Les charlatans nationalistes comme Payne et son prédécesseur, le profiteur corrompu du COVID Jerry Dias, n'ont jamais «protégé» les travailleurs au Canada, mais seulement les capitalistes. Le prédécesseur d'Unifor, le syndicat des Travailleurs canadiens de l'automobile, s'est séparé des Travailleurs unis de l'automobile il y a 40 ans sur la base du mensonge selon lequel le dollar canadien moins cher et une direction syndicale plus «militante» leur permettraient de défendre les «emplois canadiens». Au lieu de cela, dans une course vers le bas avec l'UAW, ils ont monté les travailleurs des deux côtés de la frontière les uns contre les autres en promouvant le nationalisme canadien et américain, tandis que les constructeurs automobiles se réjouissaient de leurs profits. Des dizaines de milliers d'emplois dans l'automobile et l'industrie manufacturière ont été perdus, des usines ont été fermées et des communautés ont été dévastées par les concessions négociées et approuvées par les syndicats sur la base de cette stratégie nationaliste, que la bureaucratie syndicale veut maintenant intensifier.

Les syndicats crient peut-être le plus fort sur la nécessité de l'« unité nationale » canadienne, mais cela ne doit en aucun cas être considéré comme un signe qu'ils s'opposent à un accord avec Trump. Le nationalisme canadien, et son jumeau, le séparatisme québécois, ont servi pendant des décennies d'armes idéologiques entre les mains de la bourgeoisie impérialiste du pays pour maintenir la division des travailleurs à travers l'Amérique du Nord, tout en assurant la place du Canada en tant que partenaire junior de l'impérialisme américain dans ses guerres de pillage et de conquête à travers le monde. Trudeau, le chef conservateur Pierre Poilievre et les directions syndicales veulent avant tout poursuivre cette alliance sous Trump.
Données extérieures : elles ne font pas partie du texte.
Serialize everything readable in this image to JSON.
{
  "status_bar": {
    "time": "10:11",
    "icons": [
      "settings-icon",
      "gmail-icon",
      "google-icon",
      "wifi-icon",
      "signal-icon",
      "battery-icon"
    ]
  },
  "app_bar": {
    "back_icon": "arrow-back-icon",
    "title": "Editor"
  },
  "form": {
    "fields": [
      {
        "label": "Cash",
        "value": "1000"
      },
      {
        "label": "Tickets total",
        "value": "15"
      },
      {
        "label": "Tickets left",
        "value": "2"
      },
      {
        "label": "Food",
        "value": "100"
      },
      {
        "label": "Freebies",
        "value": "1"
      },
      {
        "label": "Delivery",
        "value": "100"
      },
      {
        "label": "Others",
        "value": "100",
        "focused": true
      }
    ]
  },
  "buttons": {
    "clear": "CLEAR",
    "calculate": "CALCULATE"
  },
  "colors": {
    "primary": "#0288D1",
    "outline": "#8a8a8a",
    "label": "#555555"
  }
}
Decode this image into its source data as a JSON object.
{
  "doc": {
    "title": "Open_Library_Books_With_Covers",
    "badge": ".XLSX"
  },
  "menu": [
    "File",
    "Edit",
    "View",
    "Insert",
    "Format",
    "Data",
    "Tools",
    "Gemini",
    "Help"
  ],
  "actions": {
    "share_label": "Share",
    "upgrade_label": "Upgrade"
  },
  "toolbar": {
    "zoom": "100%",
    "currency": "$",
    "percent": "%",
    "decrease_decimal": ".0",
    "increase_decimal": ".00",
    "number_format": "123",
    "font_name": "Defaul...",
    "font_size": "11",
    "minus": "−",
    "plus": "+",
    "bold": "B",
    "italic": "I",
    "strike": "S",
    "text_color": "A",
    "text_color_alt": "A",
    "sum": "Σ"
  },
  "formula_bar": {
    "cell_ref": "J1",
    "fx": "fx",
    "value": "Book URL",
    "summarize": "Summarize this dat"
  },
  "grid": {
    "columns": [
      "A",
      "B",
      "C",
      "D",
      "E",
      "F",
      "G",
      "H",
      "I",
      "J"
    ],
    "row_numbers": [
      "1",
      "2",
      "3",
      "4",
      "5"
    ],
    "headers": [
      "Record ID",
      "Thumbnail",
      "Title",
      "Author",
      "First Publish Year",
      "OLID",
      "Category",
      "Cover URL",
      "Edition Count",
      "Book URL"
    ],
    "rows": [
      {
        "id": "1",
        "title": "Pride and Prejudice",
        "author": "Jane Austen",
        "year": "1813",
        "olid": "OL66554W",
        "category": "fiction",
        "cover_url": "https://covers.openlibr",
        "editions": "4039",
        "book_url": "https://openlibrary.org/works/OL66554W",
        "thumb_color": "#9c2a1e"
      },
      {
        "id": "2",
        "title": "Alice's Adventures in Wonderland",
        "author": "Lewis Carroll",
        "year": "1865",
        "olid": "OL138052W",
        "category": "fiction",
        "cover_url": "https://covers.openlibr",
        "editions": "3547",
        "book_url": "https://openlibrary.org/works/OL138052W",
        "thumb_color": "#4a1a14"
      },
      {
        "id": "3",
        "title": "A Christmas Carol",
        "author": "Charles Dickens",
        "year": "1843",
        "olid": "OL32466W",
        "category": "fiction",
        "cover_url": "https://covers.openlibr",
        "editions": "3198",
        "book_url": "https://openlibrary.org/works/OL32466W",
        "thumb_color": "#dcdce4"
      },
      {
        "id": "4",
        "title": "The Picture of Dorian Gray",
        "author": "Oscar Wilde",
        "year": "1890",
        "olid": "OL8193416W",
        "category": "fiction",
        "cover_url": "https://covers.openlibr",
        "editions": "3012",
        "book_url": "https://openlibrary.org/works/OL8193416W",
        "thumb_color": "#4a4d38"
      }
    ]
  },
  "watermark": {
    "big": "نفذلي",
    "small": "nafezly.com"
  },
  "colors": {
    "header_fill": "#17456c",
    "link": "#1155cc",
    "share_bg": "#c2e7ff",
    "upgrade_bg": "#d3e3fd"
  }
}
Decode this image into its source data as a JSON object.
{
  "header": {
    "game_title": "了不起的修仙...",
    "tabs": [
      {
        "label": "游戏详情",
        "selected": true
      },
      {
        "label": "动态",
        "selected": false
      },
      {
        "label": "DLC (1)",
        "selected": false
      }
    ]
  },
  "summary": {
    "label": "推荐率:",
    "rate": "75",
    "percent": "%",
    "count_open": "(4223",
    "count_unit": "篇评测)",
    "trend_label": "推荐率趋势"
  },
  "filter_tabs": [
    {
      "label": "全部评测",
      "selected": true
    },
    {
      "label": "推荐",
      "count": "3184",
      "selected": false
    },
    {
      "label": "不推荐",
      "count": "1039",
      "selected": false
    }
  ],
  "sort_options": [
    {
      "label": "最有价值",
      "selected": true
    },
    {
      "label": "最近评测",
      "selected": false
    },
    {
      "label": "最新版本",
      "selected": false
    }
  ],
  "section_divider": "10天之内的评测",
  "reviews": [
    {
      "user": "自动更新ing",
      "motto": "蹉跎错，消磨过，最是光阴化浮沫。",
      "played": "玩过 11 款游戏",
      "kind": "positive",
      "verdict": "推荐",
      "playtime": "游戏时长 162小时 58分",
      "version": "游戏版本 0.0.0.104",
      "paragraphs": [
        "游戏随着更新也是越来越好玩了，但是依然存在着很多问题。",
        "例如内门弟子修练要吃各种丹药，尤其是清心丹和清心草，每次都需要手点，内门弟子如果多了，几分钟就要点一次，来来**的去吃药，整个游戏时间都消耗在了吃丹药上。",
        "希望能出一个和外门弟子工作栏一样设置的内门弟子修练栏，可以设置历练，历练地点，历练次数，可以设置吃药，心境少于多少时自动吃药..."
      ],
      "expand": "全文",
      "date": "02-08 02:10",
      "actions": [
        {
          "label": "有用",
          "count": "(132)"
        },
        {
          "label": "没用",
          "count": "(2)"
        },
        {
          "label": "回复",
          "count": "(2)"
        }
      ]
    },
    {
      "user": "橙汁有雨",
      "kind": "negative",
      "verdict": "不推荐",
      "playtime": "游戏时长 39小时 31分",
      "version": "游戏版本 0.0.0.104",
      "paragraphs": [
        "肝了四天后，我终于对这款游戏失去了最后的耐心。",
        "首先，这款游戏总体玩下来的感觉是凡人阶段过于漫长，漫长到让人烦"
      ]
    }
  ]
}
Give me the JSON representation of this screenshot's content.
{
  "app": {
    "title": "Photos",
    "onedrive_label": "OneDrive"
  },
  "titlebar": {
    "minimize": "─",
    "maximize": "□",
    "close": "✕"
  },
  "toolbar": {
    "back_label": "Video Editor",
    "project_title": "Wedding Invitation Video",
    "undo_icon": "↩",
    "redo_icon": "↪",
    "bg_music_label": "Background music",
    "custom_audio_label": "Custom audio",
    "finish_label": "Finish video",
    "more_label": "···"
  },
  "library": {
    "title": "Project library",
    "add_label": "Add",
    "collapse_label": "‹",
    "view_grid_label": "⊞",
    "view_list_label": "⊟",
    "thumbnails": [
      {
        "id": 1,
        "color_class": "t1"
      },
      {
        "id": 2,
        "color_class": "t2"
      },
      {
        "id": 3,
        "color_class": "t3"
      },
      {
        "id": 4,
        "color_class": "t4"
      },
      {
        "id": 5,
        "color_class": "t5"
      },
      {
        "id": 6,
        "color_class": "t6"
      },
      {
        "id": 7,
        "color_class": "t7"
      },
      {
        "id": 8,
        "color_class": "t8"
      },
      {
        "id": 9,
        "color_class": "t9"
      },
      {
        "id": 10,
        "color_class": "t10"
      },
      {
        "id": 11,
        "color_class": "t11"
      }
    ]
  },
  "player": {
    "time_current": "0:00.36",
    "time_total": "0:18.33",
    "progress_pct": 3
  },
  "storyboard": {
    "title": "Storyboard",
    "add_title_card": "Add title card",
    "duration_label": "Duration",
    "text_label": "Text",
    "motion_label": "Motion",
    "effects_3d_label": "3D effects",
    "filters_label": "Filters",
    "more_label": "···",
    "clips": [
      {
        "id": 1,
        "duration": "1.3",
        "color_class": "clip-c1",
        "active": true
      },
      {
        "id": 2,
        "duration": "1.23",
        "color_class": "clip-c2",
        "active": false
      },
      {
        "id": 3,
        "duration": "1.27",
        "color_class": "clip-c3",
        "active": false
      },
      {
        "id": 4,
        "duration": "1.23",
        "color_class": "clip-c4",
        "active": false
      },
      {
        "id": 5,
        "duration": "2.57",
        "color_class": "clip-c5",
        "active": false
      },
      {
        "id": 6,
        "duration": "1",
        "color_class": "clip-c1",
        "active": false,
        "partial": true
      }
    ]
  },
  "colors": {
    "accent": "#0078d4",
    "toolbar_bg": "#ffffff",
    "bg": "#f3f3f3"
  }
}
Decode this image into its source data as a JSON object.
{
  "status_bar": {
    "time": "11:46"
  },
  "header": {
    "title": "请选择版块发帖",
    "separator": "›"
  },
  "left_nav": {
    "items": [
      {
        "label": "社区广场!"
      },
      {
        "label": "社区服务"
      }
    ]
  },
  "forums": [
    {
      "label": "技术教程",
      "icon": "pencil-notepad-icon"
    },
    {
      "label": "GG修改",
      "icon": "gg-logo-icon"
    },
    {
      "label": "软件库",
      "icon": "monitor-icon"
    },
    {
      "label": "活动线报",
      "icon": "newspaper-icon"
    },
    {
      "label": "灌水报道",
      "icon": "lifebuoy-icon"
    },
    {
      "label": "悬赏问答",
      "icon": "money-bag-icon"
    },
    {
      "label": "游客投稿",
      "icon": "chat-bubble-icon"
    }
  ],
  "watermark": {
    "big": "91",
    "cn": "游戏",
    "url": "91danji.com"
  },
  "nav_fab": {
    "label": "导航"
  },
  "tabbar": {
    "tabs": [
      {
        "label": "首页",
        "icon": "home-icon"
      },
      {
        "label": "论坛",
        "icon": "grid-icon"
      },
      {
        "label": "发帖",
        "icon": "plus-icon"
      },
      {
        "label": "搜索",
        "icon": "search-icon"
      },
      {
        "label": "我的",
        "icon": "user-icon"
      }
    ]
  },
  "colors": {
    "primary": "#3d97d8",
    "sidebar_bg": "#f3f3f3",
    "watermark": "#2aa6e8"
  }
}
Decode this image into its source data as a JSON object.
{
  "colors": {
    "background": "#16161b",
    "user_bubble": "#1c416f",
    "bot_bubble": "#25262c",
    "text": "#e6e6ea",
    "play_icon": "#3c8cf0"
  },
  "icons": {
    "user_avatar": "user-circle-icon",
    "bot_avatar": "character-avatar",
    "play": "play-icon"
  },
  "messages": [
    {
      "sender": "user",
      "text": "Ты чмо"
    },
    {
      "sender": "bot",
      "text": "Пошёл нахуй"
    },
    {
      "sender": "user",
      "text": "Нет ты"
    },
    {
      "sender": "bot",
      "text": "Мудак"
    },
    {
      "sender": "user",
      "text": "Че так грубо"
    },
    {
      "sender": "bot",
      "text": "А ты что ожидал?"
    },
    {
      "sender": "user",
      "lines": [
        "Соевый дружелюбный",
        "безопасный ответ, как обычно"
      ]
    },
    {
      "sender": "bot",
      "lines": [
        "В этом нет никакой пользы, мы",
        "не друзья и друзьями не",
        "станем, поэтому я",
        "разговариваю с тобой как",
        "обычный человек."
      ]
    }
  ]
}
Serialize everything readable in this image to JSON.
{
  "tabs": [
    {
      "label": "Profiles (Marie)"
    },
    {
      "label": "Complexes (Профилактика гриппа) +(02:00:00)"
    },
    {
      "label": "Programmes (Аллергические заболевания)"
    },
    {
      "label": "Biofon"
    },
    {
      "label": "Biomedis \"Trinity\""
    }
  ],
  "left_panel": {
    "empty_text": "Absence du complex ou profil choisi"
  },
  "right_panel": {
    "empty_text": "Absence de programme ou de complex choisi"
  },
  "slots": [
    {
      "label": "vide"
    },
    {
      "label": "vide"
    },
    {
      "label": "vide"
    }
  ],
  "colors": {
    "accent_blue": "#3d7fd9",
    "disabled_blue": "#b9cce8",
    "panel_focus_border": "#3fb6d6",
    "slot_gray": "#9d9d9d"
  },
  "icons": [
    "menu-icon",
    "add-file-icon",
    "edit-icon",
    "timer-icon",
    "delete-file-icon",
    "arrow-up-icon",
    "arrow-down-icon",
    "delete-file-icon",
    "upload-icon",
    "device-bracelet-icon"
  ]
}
C'est pourquoi le gouvernement Trudeau, soutenu par les syndicats, a adopté un plan de 1,3 milliard de dollars pour appliquer des mesures de type Trump à la frontière canado-américaine, et pourquoi tous les partis au parlement veulent augmenter les dépenses militaires à au moins 2 % du PIB et participer aux guerres impérialistes dans le monde entier.

Le Syndicat des Métallos, qui compte plus d'un million de membres en Amérique du Nord, dont 225.000 au Canada, a amplifié, dans une déclaration du président international David McCall, la volonté de la bureaucratie syndicale de se placer au premier rang d'une guerre commerciale contre la Chine : «Le Canada a prouvé à maintes reprises qu'il était l'un de nos partenaires les plus solides en matière de sécurité nationale, et nos économies sont profondément intégrées.»

«La clé pour éliminer la concurrence déloyale, faire face à la surcapacité mondiale dans des secteurs cruciaux et endiguer le flux de produits commercialisés de manière déloyale en Amérique du Nord réside dans des droits de douane ciblés sur les pays qui violent nos lois commerciales et dans une plus grande coordination avec nos alliés de confiance, et non dans des actions de grande envergure qui sapent des relations cruciales.»

Le World Socialist Web Site a clairement indiqué que les travailleurs devaient rejeter de manière décisive tous les efforts déployés pour les rallier aux intérêts divergents des bourgeoisies américaine et canadienne dans le cadre de la guerre commerciale actuelle. Comme nous l'avons écrit lundi,

Ils doivent rejeter avec mépris les fausses affirmations rivales de Trump et Trudeau selon lesquelles ils se battent pour les emplois «américains» et «canadiens», et déclarer d'une seule voix : «Ce n'est pas notre guerre et on ne nous fera pas payer pour cela.»

Ils doivent rassembler leurs forces dans un mouvement unifié de la classe ouvrière nord-américaine, en développant des comités de base, indépendants de l'appareil syndical, dans le cadre de l'Alliance ouvrière internationale des comités de base. Ces comités organiseront l'opposition aux demandes de « sacrifices » de la classe dirigeante, qui prendront la forme de suppressions massives d'emplois, de reculs et de destruction des services publics et des programmes sociaux.

L'opposition à la guerre commerciale et à ses effets désastreux sur la classe ouvrière doit être imprégnée d'un programme socialiste internationaliste, dont les principes clés sont l'opposition à la guerre impérialiste et au chauvinisme anti-immigrés.